If it is true that all politics is local, then the recent English local elections have drastically affected the British political landscape, with far-reaching consequences for Europe. The rise of the United Kingdom Independence Party (UKIP) is not simply blowing over. UKIP is in fact an English ‘nationalist party’ which - as a driving force against the EU-membership - deeply divides the United Kingdom.
The natural leader of UKIP, Nigel Farage (49), is a member of the European Parliament and sits just a few meters away from me. When I speak on behalf of the group of European Conservatives and Reformists, I sit next to Farage, leader of an anti-European group, which also includes the Dutch SGP. He is a funny guy, speaking with humour, but also with a sharp tongue during debates, in particular when figureheads of the 'European elite' are present. He considers himself a filibuster opposing both the European and the British establishment. He perorates and ridicules. Farage puts up a show arguing for a British exit of the EU and manages to hit all the sore spots of the anonymous bureaucracy. Outside of that, everything is jolly good, as long as a pint of beer stays within arm's reach.

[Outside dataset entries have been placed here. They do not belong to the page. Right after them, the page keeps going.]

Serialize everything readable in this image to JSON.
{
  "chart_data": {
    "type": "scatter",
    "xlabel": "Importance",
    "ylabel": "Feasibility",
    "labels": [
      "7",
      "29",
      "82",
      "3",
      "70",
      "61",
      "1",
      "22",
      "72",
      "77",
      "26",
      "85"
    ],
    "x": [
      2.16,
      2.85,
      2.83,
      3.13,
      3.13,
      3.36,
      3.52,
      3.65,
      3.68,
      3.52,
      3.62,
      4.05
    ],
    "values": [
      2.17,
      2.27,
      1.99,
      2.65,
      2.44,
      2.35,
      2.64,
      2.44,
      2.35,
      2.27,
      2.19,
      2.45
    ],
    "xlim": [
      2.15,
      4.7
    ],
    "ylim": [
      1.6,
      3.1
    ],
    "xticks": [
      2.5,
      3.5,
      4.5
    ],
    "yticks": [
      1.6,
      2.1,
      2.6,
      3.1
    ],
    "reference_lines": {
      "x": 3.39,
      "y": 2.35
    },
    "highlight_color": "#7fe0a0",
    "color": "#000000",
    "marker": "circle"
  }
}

For years Farage was depicted as a clown. Those days are over. He is reaping the fruits from the 'Stockholm syndrome' that influenced Tory leaders. Even long after the Thatcher tenure, British Conservatives kept being haunted by the label of 'nasty party': the heartless and cold party. Political opponents and the media hammered the point home, as the newly elected leader David Cameron had to steer his party back to the political centre through a narrative of compassion and fervour. He accepted the criticism and tried to turn the British Conservatives into the 'not nasty party'. He visited polar bears on the North Pole as part of the battle against climate change. The budget for development aid was ring-fenced, despite the crisis. He took a mild stance in relation to Europe, at least for British standards. Immigration was off limits as a topic during the elections, because it would come across as 'heartless'. The conservative English countryside started to stir. Cameron was paying more attention to the leftist newspaper The Guardian and the pro-European BBC than to sound and solid core of his electorate.